Another 'Humanitarian Operation' Proposed for Sri Lankan Expat Employee Heroes Stranded in Jeddah

(an old photo)
Sri Lanka government calls them Rata Viruwo in Sinhala language meaning Expatriate Heroes or more meaningfully Foreign Employee Heroes. True, the government must worship them in the morning and in the evening because they are the primary donors for the politicians' extravagances. They are the major foreign exchange source of the island economy. The Minister of Foreign Employment Promotion Dilan Perera says in the Ministry website, having received about US $ 4.1 billion in 2010, "remittance income is by far the highest foreign exchange earner for Sri Lanka, providing 33% of her foreign exchange.
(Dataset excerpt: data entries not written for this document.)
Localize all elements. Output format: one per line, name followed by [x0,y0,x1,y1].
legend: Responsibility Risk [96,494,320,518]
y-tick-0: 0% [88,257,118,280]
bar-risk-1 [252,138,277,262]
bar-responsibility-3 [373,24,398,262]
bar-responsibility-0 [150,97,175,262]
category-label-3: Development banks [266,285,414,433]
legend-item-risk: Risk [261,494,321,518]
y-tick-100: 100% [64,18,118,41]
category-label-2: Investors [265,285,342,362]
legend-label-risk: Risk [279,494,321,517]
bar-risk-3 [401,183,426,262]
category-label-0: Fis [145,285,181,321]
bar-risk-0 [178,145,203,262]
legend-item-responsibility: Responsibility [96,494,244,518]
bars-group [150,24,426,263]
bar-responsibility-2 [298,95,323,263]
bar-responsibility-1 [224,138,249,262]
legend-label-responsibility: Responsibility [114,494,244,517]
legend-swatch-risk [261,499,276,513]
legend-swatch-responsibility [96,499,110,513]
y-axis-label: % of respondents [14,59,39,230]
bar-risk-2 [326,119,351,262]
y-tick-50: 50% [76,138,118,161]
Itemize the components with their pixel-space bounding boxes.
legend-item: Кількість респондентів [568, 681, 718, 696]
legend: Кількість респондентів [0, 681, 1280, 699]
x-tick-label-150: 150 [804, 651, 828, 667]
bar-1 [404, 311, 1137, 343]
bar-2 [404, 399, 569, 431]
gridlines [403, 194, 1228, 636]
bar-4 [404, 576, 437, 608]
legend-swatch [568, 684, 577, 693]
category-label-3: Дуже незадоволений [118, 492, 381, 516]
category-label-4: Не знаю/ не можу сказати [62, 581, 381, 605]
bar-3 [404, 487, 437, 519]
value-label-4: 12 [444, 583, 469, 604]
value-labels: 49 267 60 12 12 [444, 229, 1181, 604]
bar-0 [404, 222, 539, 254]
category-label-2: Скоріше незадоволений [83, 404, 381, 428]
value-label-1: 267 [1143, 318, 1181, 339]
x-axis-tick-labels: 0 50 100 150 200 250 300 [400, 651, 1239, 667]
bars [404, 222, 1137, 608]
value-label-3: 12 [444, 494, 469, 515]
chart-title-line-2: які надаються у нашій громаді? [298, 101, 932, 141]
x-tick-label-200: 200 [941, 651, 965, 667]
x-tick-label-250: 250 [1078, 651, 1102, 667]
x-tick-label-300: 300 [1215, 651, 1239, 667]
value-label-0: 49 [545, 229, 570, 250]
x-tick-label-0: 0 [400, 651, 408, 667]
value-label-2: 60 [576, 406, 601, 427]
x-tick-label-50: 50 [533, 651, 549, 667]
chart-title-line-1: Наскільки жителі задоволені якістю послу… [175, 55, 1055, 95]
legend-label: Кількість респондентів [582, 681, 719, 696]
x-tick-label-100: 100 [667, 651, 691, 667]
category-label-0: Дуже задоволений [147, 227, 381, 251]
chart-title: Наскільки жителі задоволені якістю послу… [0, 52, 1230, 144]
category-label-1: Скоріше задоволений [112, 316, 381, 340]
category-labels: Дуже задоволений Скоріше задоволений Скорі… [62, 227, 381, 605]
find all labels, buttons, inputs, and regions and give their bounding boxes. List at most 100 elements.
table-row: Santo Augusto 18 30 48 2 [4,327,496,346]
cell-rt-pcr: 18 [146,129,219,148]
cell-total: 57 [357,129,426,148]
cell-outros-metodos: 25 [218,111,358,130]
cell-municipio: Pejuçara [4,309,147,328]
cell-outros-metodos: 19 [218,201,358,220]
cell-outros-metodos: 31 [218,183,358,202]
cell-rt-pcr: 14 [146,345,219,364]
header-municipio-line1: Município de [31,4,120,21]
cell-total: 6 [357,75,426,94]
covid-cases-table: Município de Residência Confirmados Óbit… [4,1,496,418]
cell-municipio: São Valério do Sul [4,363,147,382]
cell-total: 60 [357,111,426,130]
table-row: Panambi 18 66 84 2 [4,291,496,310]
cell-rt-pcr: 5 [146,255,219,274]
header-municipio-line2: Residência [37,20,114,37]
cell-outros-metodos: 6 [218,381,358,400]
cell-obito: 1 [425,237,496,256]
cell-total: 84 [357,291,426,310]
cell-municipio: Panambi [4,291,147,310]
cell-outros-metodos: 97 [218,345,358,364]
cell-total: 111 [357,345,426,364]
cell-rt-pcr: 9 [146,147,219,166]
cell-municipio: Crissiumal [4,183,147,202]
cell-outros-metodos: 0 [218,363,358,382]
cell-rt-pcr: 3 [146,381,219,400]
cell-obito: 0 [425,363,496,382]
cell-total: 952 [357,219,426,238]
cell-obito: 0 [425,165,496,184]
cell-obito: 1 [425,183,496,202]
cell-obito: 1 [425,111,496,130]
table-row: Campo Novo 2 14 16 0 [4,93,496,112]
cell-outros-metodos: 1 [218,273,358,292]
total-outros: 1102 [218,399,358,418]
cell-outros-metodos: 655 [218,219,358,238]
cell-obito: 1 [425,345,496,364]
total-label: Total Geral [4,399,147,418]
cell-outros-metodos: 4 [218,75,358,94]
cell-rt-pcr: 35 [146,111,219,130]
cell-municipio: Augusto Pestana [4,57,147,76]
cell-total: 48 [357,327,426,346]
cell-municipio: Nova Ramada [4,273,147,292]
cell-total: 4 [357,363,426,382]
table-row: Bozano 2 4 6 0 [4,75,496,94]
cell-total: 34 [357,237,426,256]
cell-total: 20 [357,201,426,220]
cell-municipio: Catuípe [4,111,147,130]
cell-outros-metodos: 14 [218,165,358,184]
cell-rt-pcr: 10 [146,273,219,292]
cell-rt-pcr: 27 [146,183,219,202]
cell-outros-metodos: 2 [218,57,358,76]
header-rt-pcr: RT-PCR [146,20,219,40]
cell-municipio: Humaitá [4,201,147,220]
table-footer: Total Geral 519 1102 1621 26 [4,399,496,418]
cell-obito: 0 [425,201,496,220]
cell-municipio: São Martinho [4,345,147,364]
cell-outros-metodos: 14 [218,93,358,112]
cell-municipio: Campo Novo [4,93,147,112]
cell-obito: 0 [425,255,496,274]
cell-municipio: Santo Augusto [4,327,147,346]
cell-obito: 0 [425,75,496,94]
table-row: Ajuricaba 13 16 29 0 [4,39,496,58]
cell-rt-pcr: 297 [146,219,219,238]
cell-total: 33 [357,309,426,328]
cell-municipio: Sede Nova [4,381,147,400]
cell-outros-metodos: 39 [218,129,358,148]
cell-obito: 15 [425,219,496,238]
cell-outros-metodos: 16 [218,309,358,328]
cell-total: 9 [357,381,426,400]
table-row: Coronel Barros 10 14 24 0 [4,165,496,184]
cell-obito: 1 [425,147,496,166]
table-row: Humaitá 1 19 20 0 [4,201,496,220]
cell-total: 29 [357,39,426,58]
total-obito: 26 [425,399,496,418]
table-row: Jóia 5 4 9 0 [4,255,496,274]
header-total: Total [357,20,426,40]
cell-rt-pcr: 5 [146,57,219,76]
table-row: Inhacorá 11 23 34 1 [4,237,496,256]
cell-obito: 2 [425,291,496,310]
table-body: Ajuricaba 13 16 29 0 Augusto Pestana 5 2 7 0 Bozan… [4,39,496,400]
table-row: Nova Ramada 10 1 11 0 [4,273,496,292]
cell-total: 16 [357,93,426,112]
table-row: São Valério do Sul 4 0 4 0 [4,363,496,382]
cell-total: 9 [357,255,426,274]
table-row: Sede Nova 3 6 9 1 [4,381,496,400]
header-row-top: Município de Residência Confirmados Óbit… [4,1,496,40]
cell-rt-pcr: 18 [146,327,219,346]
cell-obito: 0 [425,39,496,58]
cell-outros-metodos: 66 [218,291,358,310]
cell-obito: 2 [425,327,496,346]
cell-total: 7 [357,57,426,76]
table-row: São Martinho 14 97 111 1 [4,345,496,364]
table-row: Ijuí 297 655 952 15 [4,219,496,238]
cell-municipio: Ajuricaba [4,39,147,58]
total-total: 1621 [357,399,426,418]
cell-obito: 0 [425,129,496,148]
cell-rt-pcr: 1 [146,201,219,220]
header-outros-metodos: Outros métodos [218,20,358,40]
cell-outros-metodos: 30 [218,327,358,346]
Remittance income is 8% of Sri Lanka’s GDP, gained from Sri Lanka’s work force abroad. This work force is about 17% of Sri Lanka’s total labor force."

But a part of these heroes sleep in an open space under a bridge in Jeddah city tonight also since they are considered by Saudi kingdom as illegal migrants who must be repatriated. The number is well over 750 including more than 60 women, sources say.

The fate is similar for a number of other migrant workers from countries like Malaysia, Indonesia and Bangladesh. Jeddah is a hub of present day slave trade and the issue of the stranded migrants is also part and parcel of the city.

United National Party (UNP) MP Ajith P. Perera says that they are needed to be brought back immediately. He said that some of these employees have migrated to Saudi Arabia via foreign employment agencies and they have failed to secure employment due to regulations of Saudi government. Other sources say that the bulk of these Lankans had travel led to Saudi Arabia on short-term visas and later over-stayed with the intention of securing employment. There are also those who had entered Saudi Arabia on religious pilgrimages and later stayed behind. There are others who have fled from the workplaces violating the service agreements mostly due to inhuman treatment. Most of them have registered in the Sri Lankan Embassy in Saudi Arabia and awaiting expatriation.

The UNP MP proposed the government to bring them back home in a chartered plane considering the pathetic situation they are facing. A good campaign. This is what the government of Sri Lanka wants to shun. The government preferably awaits until the kith and kin of the bereaved migrant employees collect money and send them to bring them home. Saudi police may have already informed the Sri Lanka embassy to take action to repatriate them.

Sri Lanka Foreign Employment Bureau said last week that the government of Saudi Arabia had agreed to provide temporary jobs for 5,000 Sri Lankan expatriate workers who were staying in the Kingdom illegally. Perhaps this may help them to fetch some money to buy their air ticket.

Sri Lanka Foreign Employment Bureau says that the government of Sri Lanka is facing difficulty in bringing back them to the home country. However, 30 to 35 of these expatriate workers are brought home, the Bureau says.

Over 600,000 Sri Lankans are employed in Saudi Arabia. The majority of them are housemaids and other domestic aide.

Minister Basil Rajapaksa said on March 12 addressing the inaugural ceremony of the Rata Viru Piyasa programme of building houses for Sri Lankan expatriate workers at the Galagedara that it was the foreign exchange earned by expatriate workers which enabled the country to purchase much needed weaponry and aircraft for the successful conclusion of the humanitarian operation which liberated the country from terrorism.

Then why don't the heroes about whom we speak here deserve a humanitarian operation? It will be an actual humanitarian operation after all.